There are no formal diagnostics that can be used to determine whether a company's sales compensation program is aligned or misaligned.  However, there are some indicators that can prove helpful in identifying misalignment.  They include the following scenarios:
  • Making a good business decision is financially punishing (or at least not financially rewarding) for a sales representative.
  • The difference in the rate of change for sales reps' incomes and company profitability are significantly different --for example, rep incomes have appreciated much more than company profits.
  • It is difficult to change account assignments between representatives even when they seem obvious.
  • There are frequent discussions between sales representatives and management about what is "commissionable" and what isn't. 
  • The annual budgets or goals assigned to sales representatives are either accepted suspiciously easy or with an undue amount of difficulty.
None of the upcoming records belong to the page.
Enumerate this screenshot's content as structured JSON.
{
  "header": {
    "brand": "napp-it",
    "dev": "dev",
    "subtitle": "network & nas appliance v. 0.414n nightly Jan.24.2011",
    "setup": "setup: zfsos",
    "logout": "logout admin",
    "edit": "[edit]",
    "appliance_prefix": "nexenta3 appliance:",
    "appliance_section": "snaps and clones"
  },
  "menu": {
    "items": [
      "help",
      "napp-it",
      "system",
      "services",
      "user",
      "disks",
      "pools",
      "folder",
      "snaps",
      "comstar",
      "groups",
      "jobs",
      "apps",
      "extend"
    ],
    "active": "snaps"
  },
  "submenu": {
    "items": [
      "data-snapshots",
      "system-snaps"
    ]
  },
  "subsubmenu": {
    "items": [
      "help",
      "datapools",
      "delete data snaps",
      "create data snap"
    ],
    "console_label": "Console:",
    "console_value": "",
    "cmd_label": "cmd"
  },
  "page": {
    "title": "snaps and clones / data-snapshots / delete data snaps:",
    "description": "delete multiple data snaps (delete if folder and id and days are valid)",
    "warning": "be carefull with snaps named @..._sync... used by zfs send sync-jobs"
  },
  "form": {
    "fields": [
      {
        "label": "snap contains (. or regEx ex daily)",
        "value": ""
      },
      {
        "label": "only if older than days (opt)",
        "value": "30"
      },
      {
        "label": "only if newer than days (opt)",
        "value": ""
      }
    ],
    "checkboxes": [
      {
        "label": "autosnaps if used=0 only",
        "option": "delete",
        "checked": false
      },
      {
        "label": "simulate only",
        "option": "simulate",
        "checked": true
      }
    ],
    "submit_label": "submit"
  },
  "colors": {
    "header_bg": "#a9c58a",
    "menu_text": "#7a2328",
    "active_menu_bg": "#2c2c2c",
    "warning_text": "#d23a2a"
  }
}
  • An identifiable trend exists in which sales reps manage their results be as close to 100% of budget as possible, or an every other year pattern in which one year a rep hits the goal but always misses the following year.
  • There is ongoing negotiation around employment terms and conditions--car allowances, travel and entertainment expenses, and house accounts with an increasing frequency of "special deals" being cut.
  • Sales reps either never leave the company or turnover is higher than in peer companies.
  • It is difficult to get the sales force to effectively respond to short-term opportunities such as new product introductions.
  • Sales reps and managers are satisfied with current levels of business and equate stable territory revenue with acceptable performance.
ACTION POINT: Look for any of the above scenarios in your business.